Friedrich: Als Kind wusste ich es natürlich nicht, aber je länger ich spiele, merke ich, was für ein außergewöhnliches Instrument die Klarinette ist. Sie hat unglaublich viele Ausdrucksmöglichkeiten, von ganz feinen bis ganz grellen Tönen, sie hat ein breites Spektrum und kann vielfältig eingesetzt werden. Nebenbei gesagt, sind zudem unglaublich schöne Stücke für sie komponiert worden.
Ihr Alltag war somit ausgefüllt mit einer dreifachen „Belastung“: Beruf, dann waren Sie als Solist und Kammermusiker viel unterwegs, und sind seit 2007 künstlerischer Leiter der Mozartgesellschaft Schwetzingen. Wie haben Sie das alles schaffen können und dazu auf höchstem Niveau?
Friedrich: Da kann ich wieder von Glück sprechen. Schon als Student hatte ich Gelegenheit, viel Kammermusik zu machen und das mit wirklich guten Leuten. Das ist nicht selbstverständlich. Was die Mozartgesellschaft betrifft: Mozarts Musik zieht mich bis heute in seinen Bann. Als Mozartstadt Schwetzingen mit einer Mozartgesellschaft bietet es sich an, die hohe Meisterschaft wie die Zeitlosigkeit seiner Kompositionen zu offenbaren. Dass ich als künstlerischer Leiter des Mozartfestes dies verwirklichen kann, erfüllt mich mit großer Freude, da wird einem nichts zu viel.
Zur Person: Nikolaus Friedrich
Nikolaus Friedrich, geboren und aufgewachsen in Schwäbisch Gmünd, zählt zu den gefragten Kammermusikpartnern und vielseitigsten Klarinettisten unserer Zeit.
Nach dem Abitur studierte er Klavier und Klarinette an den Musikhochschulen in Stuttgart und Düsseldorf. Nach Studienabschluss mit Auszeichnung haben Meisterkurse in England bei Thea King und Anthony Pay seine weitere Entwicklung als Klarinettist nachhaltig beeinflusst.
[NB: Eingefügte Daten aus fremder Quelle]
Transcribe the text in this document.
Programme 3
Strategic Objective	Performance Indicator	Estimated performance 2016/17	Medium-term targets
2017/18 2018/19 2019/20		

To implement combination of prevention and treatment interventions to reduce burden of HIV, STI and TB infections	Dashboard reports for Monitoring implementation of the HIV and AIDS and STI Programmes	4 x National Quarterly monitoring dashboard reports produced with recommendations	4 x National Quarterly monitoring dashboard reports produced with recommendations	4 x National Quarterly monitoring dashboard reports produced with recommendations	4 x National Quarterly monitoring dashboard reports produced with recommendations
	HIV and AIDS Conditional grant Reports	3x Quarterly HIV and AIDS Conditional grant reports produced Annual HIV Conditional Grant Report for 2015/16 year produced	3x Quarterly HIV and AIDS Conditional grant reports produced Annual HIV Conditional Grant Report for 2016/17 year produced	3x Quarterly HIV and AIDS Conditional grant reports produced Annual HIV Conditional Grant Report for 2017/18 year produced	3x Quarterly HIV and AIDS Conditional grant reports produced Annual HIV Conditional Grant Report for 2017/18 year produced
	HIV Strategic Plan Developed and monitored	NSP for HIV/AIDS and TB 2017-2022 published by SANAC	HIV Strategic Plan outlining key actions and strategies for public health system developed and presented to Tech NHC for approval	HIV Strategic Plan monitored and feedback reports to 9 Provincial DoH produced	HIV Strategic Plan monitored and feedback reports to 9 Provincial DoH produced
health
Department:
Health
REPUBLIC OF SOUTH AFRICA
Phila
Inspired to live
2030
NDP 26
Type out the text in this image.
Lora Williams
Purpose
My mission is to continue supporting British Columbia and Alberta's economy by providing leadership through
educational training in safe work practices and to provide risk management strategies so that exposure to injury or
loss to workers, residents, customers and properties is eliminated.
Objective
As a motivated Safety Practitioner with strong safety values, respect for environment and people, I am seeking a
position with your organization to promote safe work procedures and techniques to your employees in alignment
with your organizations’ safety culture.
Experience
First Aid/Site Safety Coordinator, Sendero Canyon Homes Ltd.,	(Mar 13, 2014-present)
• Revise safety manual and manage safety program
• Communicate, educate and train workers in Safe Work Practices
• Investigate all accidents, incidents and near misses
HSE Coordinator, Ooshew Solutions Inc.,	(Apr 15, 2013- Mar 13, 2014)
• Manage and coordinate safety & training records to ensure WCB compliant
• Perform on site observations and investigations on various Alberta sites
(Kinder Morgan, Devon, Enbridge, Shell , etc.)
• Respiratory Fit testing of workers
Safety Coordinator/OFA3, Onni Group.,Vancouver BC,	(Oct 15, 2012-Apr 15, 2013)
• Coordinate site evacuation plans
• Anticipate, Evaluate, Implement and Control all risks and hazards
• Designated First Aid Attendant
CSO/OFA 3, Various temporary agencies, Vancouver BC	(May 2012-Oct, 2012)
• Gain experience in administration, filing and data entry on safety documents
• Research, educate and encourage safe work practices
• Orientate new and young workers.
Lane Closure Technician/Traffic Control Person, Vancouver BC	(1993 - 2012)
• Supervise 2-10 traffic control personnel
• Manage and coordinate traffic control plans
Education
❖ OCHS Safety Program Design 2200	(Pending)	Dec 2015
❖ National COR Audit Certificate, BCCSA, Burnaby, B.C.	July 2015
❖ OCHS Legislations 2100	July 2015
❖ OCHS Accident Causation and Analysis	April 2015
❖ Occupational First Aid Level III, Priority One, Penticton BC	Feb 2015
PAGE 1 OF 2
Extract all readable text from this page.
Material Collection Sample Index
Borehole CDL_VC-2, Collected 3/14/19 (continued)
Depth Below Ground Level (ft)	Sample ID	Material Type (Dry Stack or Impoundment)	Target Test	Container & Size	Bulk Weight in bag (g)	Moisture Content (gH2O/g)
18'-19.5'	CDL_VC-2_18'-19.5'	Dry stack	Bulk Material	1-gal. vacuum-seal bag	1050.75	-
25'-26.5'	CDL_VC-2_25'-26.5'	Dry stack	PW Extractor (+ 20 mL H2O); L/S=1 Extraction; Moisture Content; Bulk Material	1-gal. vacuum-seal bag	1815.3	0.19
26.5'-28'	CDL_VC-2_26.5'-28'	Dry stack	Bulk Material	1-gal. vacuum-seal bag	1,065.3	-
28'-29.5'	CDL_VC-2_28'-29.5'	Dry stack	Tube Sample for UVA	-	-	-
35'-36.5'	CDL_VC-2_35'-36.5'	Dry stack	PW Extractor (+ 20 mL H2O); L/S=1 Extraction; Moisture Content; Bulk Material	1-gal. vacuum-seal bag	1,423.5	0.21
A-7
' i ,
Neben seiner langjährigen und prägenden Tätigkeit als Soloklarinettist im Opernorchester des Nationaltheaters Mannheim konzertiert er regelmäßig als Solist mit namhaften Orchestern. Vor allem aber prägte seinen künstlerischen Weg die Liebe zur Kammermusik. Seine Kammermusikpartner sind namhafte Streichquartette wie das Minguet-Quartett, Amaryllis-Quartett, Vogler-Quartett und andere. Einen weiteren Schwerpunkt seiner künstlerischen Arbeit bildet die intensive Auseinandersetzung mit zeitgenössischer Musik.
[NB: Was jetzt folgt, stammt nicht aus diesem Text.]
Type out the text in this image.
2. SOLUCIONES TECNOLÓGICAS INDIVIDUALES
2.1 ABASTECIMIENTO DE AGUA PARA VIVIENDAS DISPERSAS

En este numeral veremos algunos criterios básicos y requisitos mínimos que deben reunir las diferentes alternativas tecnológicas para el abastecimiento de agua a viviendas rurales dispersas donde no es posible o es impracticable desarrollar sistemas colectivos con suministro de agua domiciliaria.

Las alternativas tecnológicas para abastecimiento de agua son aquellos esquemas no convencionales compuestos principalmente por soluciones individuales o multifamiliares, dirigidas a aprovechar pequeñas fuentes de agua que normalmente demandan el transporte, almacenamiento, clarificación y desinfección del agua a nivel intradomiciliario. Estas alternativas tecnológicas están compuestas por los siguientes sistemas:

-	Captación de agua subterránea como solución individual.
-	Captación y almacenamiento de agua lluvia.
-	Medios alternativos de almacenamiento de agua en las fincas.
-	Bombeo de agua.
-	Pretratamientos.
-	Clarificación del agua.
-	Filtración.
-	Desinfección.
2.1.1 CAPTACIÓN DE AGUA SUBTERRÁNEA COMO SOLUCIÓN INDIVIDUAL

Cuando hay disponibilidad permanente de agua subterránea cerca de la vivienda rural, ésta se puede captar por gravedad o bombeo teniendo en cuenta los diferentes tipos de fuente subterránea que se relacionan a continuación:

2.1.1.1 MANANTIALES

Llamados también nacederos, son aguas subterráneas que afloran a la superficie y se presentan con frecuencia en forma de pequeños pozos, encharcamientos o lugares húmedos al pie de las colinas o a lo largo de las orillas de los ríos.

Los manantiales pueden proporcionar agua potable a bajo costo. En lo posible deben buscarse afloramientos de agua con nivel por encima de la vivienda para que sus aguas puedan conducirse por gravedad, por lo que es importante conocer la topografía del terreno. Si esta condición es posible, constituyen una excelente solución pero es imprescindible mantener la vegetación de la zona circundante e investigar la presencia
Nikolaus Friedrich tritt im TrioBuntrock, Friedrich & Rafalimanana mit Barbara Buntrock (Violine) und Yannick Rafalimanana, (Klavier) am Samstag, 1. Oktober, um 19.30 Uhr im Jagdsaal des Schlosses Schwetzingen auf. Werke: Wolfgang Amadeus Mozart (1756 – 1791), Sonate für Klavier und Violine Es-Dur KV 58 (in einer Einrichtung für Klarinette), Sonate für Klavier und Violine Es-Dur KV 481 (in einer Einrichtung für Viola), „Kegelstatt-Trio” für Klarinette, Viola und Klavier Es-Dur KV 498; Robert Schumann (1810 – 1856) „Fantasiestücke“ für Klarinette und Klavier op. 73, „Märchenbilder“ – Vier Stücke für Viola und Klavier op. 113, „Märchenerzählungen“ – Vier Stücke für Klarinette, Viola und Klavier op. 132.
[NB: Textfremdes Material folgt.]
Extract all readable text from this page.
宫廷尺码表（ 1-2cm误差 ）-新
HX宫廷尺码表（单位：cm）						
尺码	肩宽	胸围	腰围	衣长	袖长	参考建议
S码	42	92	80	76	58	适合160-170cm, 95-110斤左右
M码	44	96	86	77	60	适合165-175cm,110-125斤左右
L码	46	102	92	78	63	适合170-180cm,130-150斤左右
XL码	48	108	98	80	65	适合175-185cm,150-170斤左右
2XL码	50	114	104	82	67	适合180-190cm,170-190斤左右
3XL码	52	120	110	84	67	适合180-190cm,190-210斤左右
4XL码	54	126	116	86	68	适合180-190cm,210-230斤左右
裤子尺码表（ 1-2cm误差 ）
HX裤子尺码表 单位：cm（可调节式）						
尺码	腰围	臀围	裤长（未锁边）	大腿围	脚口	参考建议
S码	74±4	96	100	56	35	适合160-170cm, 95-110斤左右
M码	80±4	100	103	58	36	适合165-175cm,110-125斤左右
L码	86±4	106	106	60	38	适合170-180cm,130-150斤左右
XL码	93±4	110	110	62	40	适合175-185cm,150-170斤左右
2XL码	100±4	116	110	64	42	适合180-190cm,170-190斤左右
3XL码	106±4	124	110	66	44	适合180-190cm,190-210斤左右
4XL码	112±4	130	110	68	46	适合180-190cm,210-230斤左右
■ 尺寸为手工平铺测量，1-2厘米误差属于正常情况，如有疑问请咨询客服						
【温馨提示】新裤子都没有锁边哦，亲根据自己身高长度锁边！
Eliot Quartett & Nikolaus Friedrich sind am Samstag, 8. Oktober, 19.30 Uhr, im Jagdsaal des Schwetzinger Schlosses zu hören. Stücke: Wolfgang Amadeus Mozart, Streichquartett F-Dur KV 590 „3. Preußisches Quartett“; Detlev Müller-Siemens (Jahrgang 1957) „Subsong 3“ – Uraufführung; César Franck (1822 – 1890) Streichquartett D-Dur.
Sie sind seit 2007 für das Programm des jährlich stattfindenden Mozartfests verantwortlich. Es ist nicht schwer zu erkennen, dass es Ihre eigene, unverwechselbare Handschrift trägt.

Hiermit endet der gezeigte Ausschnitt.